Size dependence, stability, and a transition to buckling in model reverse bilayers

TL;DR

This study uses Molecular Dynamics simulations to explore how size affects the stability, transition, and buckling behavior of model reverse bilayers made of surfactant dimers, revealing a discontinuous transition to a floppy, buckling state with negative tension.

Contribution

It provides new insights into size-dependent stability, the nature of the transition to buckling, and the modification of capillary wave behavior in model bilayers.

Findings

Transition to floppy state is abrupt and discontinuous.

Lateral tension becomes negative in the buckling state.

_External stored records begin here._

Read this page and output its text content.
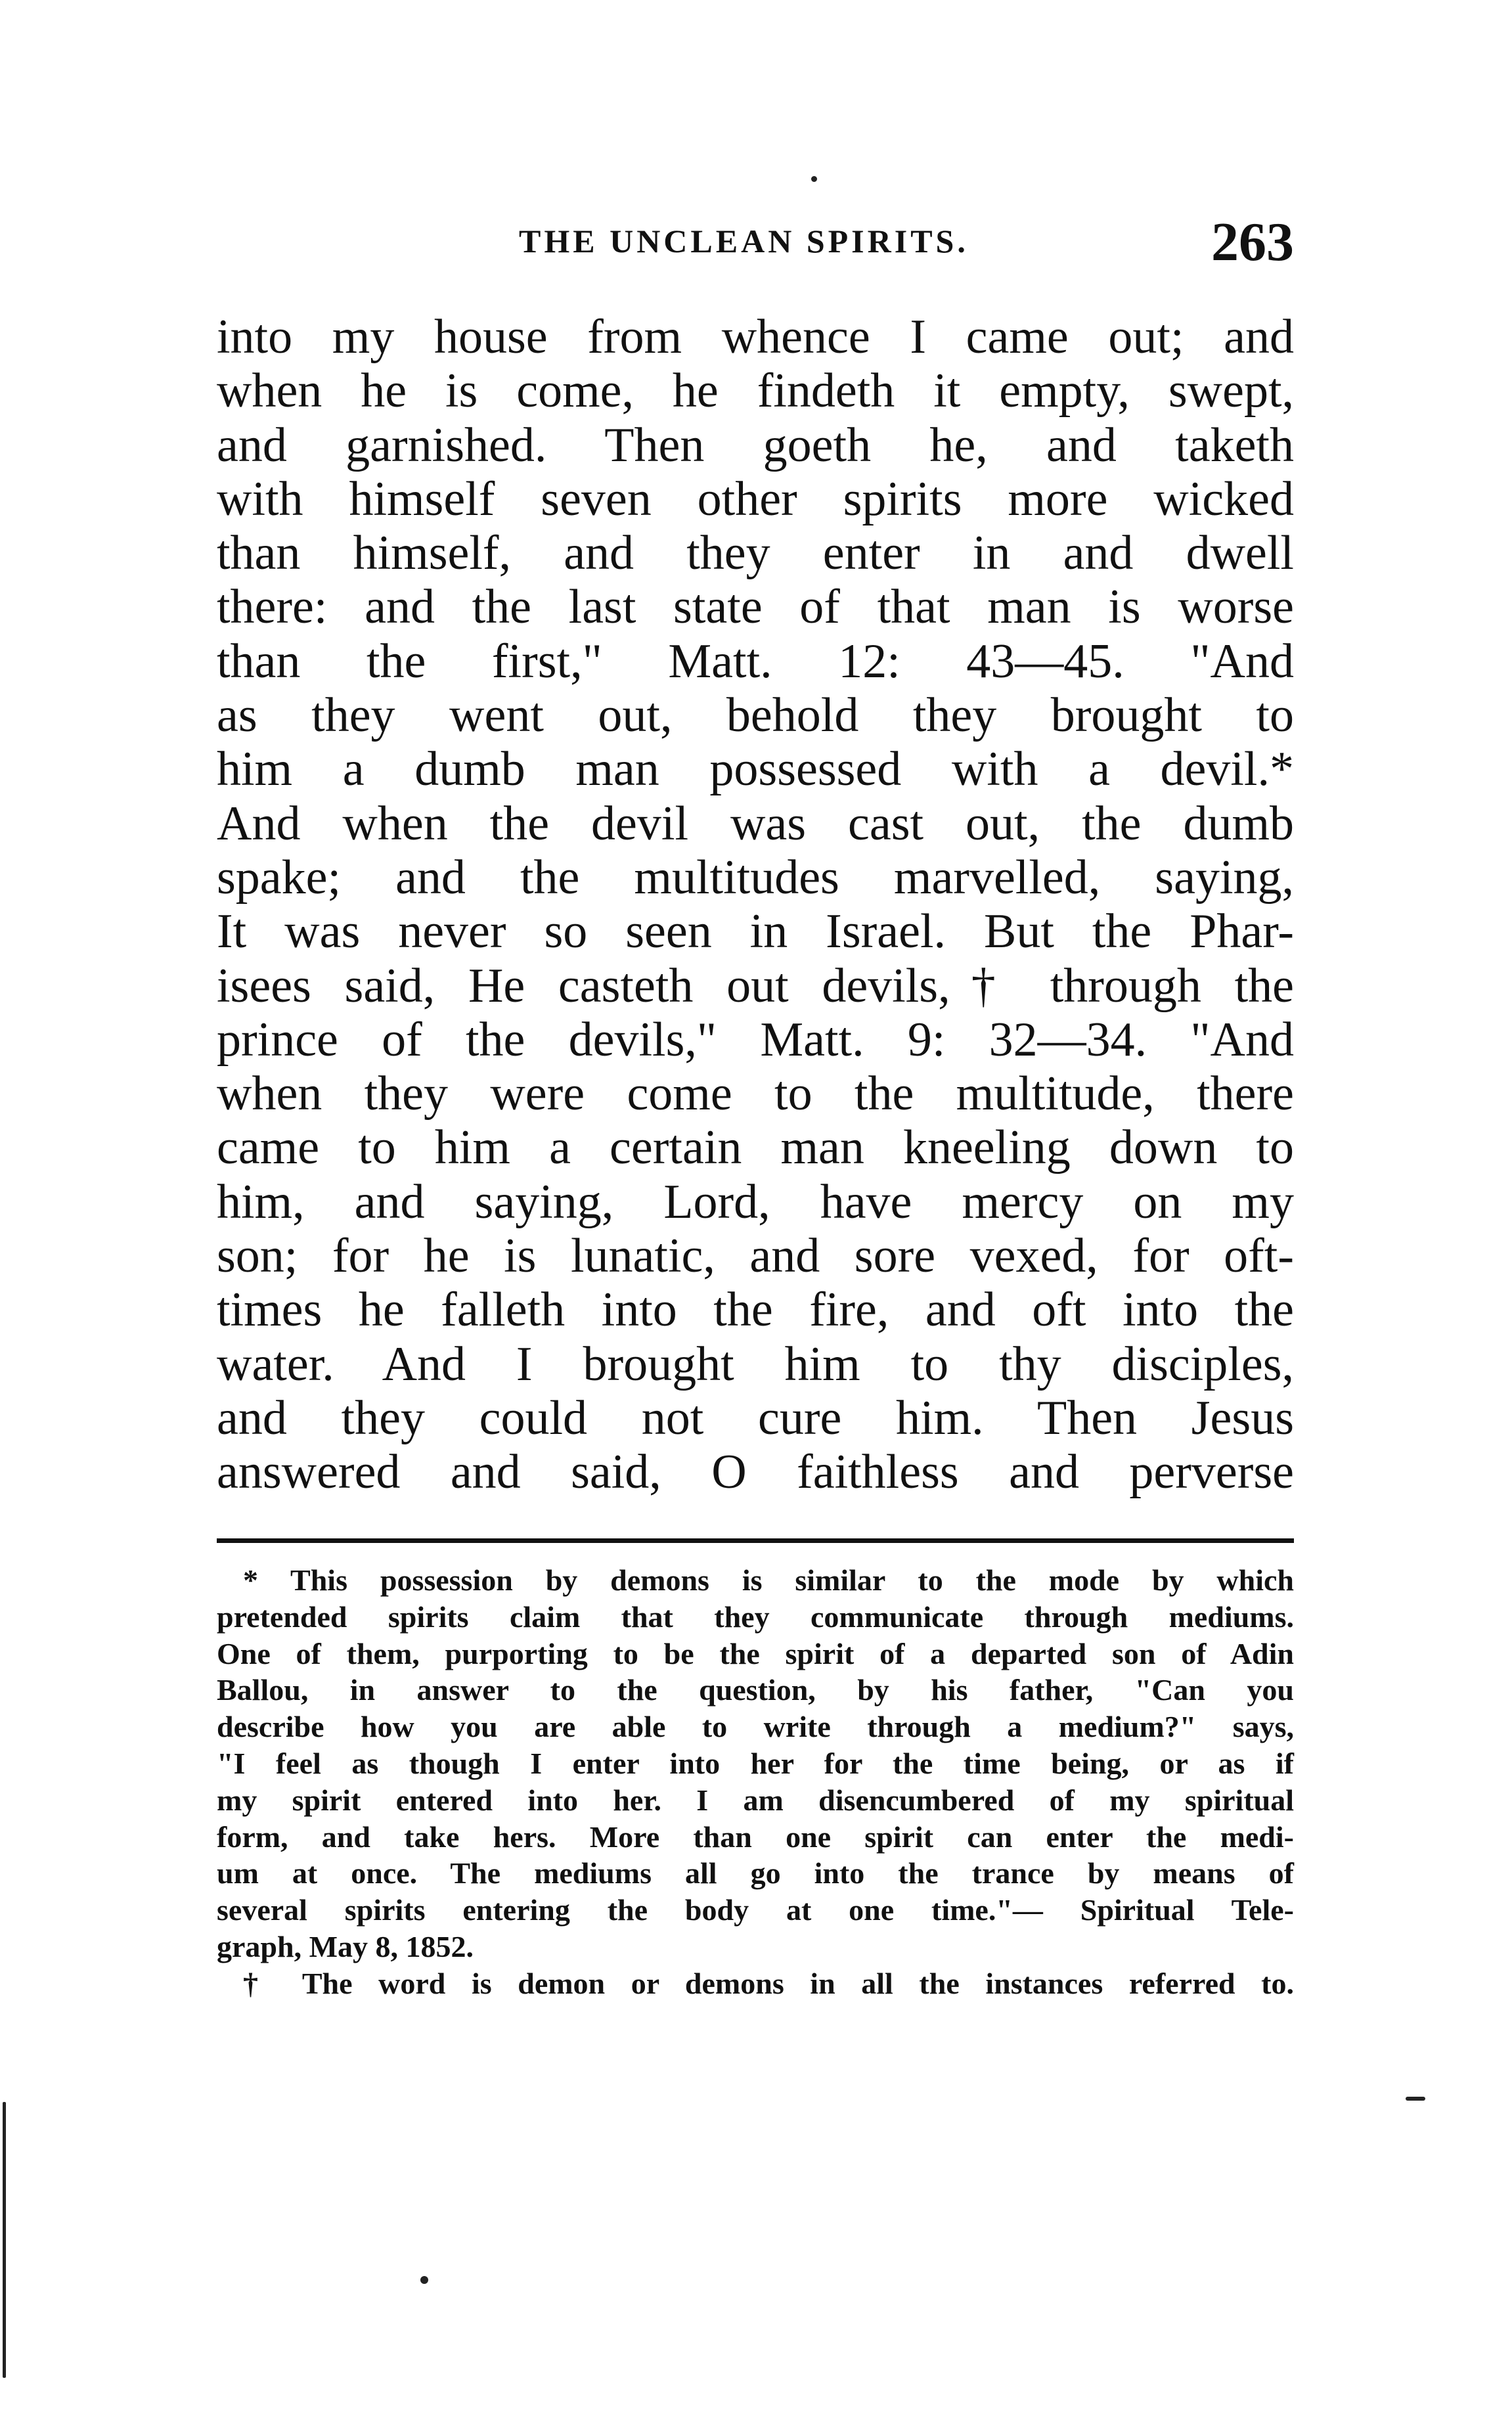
THE UNCLEAN SPIRITS.	263
into my house from whence I came out; and
when he is come, he findeth it empty, swept,
and garnished. Then goeth he, and taketh
with himself seven other spirits more wicked
than himself, and they enter in and dwell
there: and the last state of that man is worse
than the first," Matt. 12: 43—45. "And
as they went out, behold they brought to
him a dumb man possessed with a devil.*
And when the devil was cast out, the dumb
spake; and the multitudes marvelled, saying,
It was never so seen in Israel. But the Phar-
isees said, He casteth out devils,† through the
prince of the devils," Matt. 9: 32—34. "And
when they were come to the multitude, there
came to him a certain man kneeling down to
him, and saying, Lord, have mercy on my
son; for he is lunatic, and sore vexed, for oft-
times he falleth into the fire, and oft into the
water. And I brought him to thy disciples,
and they could not cure him. Then Jesus
answered and said, O faithless and perverse
* This possession by demons is similar to the mode by which
pretended spirits claim that they communicate through mediums.
One of them, purporting to be the spirit of a departed son of Adin
Ballou, in answer to the question, by his father, "Can you
describe how you are able to write through a medium?" says,
"I feel as though I enter into her for the time being, or as if
my spirit entered into her. I am disencumbered of my spiritual
form, and take hers. More than one spirit can enter the medi-
um at once. The mediums all go into the trance by means of
several spirits entering the body at one time."— Spiritual Tele-
graph, May 8, 1852.
† The word is demon or demons in all the instances referred to.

Finite size influences apparent rigidity and surface tension.

Abstract

Molecular Dynamics simulations of a model bilayer made of surfactant dimers in a Lennard-Jones solvent are reported for three sizes of the systems up to an area of $100\sigma \times 100\sigma$ and for a large interval of specific areas:from hole formation under tension to the floppy state of a compressed bilayer. The transition to the floppy state appears quite abrupt and discontinuous; in the floppy state the lateral tension is negative. Lateral tension and the structure factor were determined for all 3 sizes and all areas; the apparent rigidity constant and apparent surface tension are determined and correlated with the specific area and the finite size. The replacement of the $1/q^2$ capillary-wave divergence by a pole is accounted for and explained. The derivative of the lateral tension jumps from a high value in a flat bilayer to a low value in the floppy, rough, and buckling state, where the tension itself is negative.